|Introduction | Panasonic Lumix DMC-GH3 sensor performance | Panasonic Lumix DMC GH3 versus competition | Conclusion|
Hybrid is a word used both positively and negatively, quite appropriate for the photographic industry. The Panasonic Lumix DMC-GH3 wears this badge: "Hybrid", a mix of system and compact. It has a range of lenses spanning 7mm to 300mm (equivalent to 14mm up to 600mm in full frame 35mm) and a body that is not much bigger than a compact camera. Should it wear it with pride? Yes, it should…
The Panasonic Lumix DMC-GH3 is a small 4:3 camera, weighing in at 544g when fitted with its “default” lens, the Lumix G Vario 14/42mm f3.5-5.6 Aspherical. The 4:3 sensor gives the equivalent focal length for full frame 35mm exactly double. This particular 4:3 sensor is 16 MPix.
The GH3 has all that you would expect from a camera aimed at the serious enthusiast, plus a few unusual extras like 3D capture if you buy the interchangeable H-FT012E 12mm 3D lens. Images can be recorded as jpeg or RAW, Single capture or bursts of up to 20 frames per second (depending on the resolution set). There is no Image stabilization built into the camera but many of the lenses, including the 14/42 are equipped with IS. The monitor screen is not massively high resolution at 614K but it is fully articulated and touch sensitive, allowing for features like touch AF which lets you to choose the focus point on the screen by simply touching it.

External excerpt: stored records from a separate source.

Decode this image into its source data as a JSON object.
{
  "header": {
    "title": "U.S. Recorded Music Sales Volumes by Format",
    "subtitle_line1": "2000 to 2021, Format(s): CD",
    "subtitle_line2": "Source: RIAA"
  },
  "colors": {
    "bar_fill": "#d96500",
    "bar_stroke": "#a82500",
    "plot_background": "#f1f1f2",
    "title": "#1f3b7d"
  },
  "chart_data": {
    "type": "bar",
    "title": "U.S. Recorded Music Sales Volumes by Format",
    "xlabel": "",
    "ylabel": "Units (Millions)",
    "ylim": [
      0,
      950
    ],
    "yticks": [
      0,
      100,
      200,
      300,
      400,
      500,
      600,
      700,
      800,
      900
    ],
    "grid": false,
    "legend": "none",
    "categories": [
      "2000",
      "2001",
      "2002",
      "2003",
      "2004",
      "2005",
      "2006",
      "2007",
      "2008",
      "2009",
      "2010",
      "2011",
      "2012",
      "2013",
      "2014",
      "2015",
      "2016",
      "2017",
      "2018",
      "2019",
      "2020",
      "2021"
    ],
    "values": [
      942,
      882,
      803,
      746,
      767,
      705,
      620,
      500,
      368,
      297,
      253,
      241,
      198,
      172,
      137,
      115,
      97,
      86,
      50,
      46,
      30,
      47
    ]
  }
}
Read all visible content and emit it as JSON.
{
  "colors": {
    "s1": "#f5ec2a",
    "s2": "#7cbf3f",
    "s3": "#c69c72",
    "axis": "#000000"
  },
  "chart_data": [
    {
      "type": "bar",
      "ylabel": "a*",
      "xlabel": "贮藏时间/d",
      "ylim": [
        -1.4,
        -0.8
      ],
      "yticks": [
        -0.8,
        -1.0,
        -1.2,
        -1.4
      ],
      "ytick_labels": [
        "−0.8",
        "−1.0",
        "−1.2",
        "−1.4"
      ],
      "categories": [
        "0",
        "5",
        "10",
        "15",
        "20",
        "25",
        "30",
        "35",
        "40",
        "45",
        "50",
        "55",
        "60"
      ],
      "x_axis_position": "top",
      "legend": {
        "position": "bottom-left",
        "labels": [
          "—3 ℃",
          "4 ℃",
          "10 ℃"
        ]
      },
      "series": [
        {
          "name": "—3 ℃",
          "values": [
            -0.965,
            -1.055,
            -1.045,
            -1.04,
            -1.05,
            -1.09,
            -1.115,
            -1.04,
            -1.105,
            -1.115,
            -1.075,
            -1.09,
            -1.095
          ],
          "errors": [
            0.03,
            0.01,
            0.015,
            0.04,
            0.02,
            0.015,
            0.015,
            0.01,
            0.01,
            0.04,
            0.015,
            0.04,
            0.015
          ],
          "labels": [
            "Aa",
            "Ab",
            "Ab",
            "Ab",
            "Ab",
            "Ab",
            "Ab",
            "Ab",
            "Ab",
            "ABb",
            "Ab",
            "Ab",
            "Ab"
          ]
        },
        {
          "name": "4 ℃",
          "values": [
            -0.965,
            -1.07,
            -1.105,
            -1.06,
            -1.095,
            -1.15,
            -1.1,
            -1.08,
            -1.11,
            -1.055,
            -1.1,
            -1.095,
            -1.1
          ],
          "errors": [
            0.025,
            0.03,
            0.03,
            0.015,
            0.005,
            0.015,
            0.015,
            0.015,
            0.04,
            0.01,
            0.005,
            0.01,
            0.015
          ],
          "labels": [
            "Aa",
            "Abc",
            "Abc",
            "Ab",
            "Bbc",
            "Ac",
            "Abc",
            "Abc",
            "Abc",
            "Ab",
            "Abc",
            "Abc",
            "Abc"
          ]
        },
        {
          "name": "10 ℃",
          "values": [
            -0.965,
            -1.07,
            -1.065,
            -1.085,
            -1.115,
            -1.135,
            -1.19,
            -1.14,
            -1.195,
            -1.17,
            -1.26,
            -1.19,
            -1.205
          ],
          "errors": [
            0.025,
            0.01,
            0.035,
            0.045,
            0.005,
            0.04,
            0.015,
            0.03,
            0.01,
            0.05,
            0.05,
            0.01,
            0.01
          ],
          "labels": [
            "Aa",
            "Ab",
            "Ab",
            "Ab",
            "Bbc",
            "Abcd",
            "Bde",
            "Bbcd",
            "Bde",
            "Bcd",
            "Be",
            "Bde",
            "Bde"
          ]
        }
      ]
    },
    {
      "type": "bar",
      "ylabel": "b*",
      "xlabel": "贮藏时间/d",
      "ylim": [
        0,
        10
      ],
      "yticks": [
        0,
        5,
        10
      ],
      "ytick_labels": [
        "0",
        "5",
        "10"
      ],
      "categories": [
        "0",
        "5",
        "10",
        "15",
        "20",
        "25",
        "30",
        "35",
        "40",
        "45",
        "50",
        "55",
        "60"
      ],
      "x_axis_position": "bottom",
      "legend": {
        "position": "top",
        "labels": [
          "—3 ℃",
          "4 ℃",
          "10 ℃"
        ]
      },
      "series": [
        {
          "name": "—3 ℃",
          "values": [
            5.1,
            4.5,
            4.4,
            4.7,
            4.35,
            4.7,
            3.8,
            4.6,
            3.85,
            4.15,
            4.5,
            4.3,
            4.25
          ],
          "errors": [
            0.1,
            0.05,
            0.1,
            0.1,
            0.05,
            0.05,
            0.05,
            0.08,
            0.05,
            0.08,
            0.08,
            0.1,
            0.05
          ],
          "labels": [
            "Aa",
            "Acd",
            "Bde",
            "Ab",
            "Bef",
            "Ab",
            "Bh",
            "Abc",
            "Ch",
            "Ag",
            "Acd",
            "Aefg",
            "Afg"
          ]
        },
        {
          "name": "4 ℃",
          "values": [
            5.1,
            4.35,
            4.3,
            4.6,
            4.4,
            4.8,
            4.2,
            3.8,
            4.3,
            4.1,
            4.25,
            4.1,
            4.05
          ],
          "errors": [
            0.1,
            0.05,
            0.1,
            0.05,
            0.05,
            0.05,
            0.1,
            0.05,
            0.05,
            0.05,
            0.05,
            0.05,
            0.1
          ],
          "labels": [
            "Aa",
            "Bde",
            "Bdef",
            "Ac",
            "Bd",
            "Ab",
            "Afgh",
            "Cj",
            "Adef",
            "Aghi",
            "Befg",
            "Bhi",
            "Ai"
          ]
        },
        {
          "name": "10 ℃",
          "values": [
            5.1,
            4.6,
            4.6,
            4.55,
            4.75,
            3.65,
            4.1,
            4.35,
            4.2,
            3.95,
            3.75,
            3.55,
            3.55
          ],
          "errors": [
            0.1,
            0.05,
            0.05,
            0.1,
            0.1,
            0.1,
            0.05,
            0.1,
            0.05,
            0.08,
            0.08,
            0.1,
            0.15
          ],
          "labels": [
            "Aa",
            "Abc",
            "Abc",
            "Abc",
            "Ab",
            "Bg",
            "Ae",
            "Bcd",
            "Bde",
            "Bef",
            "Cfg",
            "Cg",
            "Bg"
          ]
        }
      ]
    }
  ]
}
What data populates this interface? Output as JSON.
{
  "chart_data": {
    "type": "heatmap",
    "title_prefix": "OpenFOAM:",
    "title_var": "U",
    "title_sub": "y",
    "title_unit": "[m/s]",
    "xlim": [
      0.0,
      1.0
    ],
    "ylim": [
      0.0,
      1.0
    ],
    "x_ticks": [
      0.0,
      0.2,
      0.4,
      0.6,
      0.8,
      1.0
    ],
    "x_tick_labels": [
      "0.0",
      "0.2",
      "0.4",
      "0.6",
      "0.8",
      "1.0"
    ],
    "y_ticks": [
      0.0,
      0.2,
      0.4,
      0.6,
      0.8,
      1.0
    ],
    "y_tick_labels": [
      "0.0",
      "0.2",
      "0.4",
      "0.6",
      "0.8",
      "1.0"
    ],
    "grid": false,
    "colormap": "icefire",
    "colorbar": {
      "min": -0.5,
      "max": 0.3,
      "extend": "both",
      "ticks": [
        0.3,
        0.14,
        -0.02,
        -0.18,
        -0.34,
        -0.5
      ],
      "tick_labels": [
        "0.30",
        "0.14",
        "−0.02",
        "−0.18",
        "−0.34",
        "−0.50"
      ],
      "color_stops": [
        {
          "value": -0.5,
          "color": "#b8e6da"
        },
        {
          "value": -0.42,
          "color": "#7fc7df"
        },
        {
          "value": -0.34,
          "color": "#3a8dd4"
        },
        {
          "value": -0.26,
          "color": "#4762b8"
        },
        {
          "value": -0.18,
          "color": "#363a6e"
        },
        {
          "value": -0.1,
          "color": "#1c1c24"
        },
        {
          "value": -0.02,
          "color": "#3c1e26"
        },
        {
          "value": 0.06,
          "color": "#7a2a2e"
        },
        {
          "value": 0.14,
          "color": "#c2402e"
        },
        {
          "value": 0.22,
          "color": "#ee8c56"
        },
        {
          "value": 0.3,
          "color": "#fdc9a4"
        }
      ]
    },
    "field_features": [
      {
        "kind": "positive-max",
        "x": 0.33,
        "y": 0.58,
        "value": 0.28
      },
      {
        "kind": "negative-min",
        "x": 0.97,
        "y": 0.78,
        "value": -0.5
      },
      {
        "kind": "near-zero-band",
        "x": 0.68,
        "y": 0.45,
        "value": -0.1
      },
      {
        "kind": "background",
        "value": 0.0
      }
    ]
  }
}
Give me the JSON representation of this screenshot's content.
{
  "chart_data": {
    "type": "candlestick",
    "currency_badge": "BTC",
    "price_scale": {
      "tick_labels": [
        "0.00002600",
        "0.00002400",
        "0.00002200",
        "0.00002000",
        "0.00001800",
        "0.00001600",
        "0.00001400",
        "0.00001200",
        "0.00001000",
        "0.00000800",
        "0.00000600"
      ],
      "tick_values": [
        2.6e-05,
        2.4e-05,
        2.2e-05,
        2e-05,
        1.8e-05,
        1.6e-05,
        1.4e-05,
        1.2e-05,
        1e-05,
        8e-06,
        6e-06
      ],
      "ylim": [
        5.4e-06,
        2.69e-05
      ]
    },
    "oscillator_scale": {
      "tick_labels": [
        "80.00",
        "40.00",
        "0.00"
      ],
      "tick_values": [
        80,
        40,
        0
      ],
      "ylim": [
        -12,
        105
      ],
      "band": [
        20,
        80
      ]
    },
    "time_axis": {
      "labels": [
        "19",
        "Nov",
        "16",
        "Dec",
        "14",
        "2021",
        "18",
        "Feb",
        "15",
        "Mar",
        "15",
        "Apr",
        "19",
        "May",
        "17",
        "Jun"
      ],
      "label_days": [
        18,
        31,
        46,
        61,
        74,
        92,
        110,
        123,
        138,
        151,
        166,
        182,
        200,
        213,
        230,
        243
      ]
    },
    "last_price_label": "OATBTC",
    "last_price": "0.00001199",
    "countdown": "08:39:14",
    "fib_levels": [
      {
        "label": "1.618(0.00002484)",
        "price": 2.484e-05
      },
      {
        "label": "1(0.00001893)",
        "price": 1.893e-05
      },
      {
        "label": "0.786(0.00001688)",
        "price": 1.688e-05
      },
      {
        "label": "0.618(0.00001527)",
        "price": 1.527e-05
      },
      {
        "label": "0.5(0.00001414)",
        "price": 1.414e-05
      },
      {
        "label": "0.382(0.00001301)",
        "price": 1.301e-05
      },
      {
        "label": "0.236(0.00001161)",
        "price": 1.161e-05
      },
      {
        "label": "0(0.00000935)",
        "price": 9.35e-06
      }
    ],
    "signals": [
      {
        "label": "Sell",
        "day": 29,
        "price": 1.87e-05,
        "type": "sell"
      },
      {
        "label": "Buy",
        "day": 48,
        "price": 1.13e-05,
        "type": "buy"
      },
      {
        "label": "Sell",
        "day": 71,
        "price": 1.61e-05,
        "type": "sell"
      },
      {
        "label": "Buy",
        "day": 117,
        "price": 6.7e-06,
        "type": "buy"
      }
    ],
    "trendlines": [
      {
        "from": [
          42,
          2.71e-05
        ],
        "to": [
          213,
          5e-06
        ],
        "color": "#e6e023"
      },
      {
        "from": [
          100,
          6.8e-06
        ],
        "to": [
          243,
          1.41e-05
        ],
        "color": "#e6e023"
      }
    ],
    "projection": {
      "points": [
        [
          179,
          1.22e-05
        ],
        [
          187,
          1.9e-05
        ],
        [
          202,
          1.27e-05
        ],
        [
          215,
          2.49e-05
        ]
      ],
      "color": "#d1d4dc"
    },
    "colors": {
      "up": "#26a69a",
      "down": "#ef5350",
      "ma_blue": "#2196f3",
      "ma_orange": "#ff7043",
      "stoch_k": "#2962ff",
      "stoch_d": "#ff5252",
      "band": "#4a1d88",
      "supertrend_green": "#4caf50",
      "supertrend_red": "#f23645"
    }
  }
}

The styling is like a small SLR camera, but the view through the viewfinder is of a 1.4Mpix equivalent monitor, so like other hybrid cameras, there is no mirror to be flipped out of the way between viewing and capture. The video capture is full HD: 1080p and with the wide range of lenses available this makes for quite a versatile camera. The lenses are Micro 4:3 mount, so there are Panasonic’s own lenses and offerings from a host of other makers across a wide range of budgets.